Disruption, innovation and strategic quality

Dave Smith, Chair, CQI Council, reflects on the CQI’s 2025 Council meeting. Bringing together elected CQI members and external stakeholders, the Council discussed the impact of global disruption, the role of quality in innovation and the challenges of positioning quality management as a strategic force for organisations and economies.
The CQI Council
The Council performs an important role in advising the CQI Board of Trustees on strategic direction. It supports the CQI in delivering on its Royal Charter purpose to promote quality management for society’s benefit and in electing trustees.
Council members
The CQI Council is made up of ordinary members elected by voting CQI members and stakeholder members elected by ordinary members. Stakeholder members provide input and insight from allied quality bodies, professional bodies, trade associations, regulators, government, and academia. Explore our list of current members here.
2025 CQI Council meeting
The 2025 council meeting took place on 9 April in London. We focused on three topics.
- Geopolitical disruption: the impact this trend is having on the ability of organisations, sectors and economies to deliver and improve quality outputs.
- Quality as a strategic tool for economies: the barriers to, and options for achieving the six points suggested by the CQI in our response to the UK government's plans for a new industrial strategy.
- Innovation: the extent to which quality management can help organisations innovate, especially in terms of digital and sustainable quality.
The second annual CQI Council meeting was exceptionally informative and engaging. Welcoming new members, including from our international community, provided a valuable dimension in our discussions as we built on our work over the last year.
Dave Smith, Chair, CQI Council
Key takeaways
Geopolitical disruption
The Council confirmed that, depending on sector, we are witnessing the impact of tariffs and other global events on supply chains and access to markets. This is challenging organisations and sector ability to ramp-up and ramp-down capacity and capability at pace, and without compromising quality.
Agile business improvement and innovation, which was already becoming a strategic imperative, has been accelerated by the current operating environment in 2025. Organisations with a long-term view are investing in improvement and innovation.
The trend toward global fragmentation and protectionism may put pressure on the ‘one certification accepted by all’ concept and require organisations to provide multiple certifications. This will add to the impact of industry sectors spinning off standards variants to meet specific needs. To an extent, these trends will compromise the efficiency inherent in the global standards concept.

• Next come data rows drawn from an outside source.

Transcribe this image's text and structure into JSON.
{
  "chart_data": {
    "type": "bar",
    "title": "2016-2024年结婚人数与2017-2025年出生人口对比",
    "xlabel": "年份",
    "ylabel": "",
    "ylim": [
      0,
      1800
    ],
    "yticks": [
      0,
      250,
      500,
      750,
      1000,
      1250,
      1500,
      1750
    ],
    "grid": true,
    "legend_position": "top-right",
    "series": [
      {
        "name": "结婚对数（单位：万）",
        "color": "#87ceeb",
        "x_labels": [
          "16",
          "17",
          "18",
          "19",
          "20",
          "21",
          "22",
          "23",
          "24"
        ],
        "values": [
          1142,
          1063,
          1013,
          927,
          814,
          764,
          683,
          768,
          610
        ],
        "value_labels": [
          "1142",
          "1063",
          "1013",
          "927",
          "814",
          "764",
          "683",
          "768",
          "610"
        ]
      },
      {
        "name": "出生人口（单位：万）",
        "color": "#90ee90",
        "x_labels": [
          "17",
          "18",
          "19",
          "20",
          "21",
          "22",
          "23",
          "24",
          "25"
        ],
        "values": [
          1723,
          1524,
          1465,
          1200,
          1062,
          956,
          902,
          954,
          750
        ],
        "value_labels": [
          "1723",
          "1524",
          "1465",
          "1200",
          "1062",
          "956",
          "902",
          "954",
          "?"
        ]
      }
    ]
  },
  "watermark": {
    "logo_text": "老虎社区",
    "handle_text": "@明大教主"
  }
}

United across geographical boundaries, the Council's collective action and discussions on macro trends and their profound impact on businesses and societies are inspiring and energising. Collaboration between private and public sectors is charged with opportunities to enhance productivity, efficiency and effectiveness.
Rashad Issa, Chair, CQI Board of Trustees
Quality as a strategic tool for economies
While the Council accepted that there are clear examples of the competitive value of quality management, these are not well known in the wider economy. Especially in the current operating context, quality management urgently needs to be seen to help ‘getting stuff done’ and providing sustainable value, moving away from the ‘tick box’ perception.
Poor culture will compromise quality outcomes. Economies need quality leaders who can establish quality cultures and people with a sense of aptitude and expertise, and the personal responsibility to deliver quality outcomes.
Innovation quality
The Council recognised that trust in innovation requires the application of risk-based thinking to mitigate poor outcomes and drive positive ones. Innovation (digital, sustainable or otherwise) should be focused on humans creating value for humans, and quality management must bring the people, process and technology elements together.
The application of quality thinking for planning, assurance and control is now more relevant and challenging with complex non-physical assets, and we must avoid relying on ungoverned digital-driven decision-making. However, we need to question if the traditional quality principles are still valid and how digital and sustainability sit as part of those principles.
There are major opportunities in terms of value provision and efficiency for radically improving public services through quality management.
Dave Smith, Chair, CQI Council
Action points
- Quality practice: We need to review established quality principles and practices and ensure the quality management toolset and profession are innovation-ready.
- Professional diversity: We urgently need to engage new skills and mindsets, especially the next generation of quality professionals and data scientists, to ensure the profession is innovation-ready.
- Value of quality management: The economy needs help understanding the value of managing and improving quality through case studies and data examples, and in non-traditional formats.
- Standards: We must advocate for non-prescriptive, principles-based standards to support performance improvement and innovation.
Next steps
The CQI Board of Trustees will review the detailed advice and suggestions from the Council at its next meeting as part of its ongoing strategy review. The feedback is especially pertinent to how we achieve our vision of quality management and the quality profession (see CQI 2030 Strategy).
Thank you
I would like to express our sincere gratitude to all ordinary and stakeholder members for their invaluable contributions and collaborative spirit. This was my last meeting as Chair of the Council and I thank all members of this, and the previous Membership Council for their dedication, commitment and support of the CQI and the quality profession.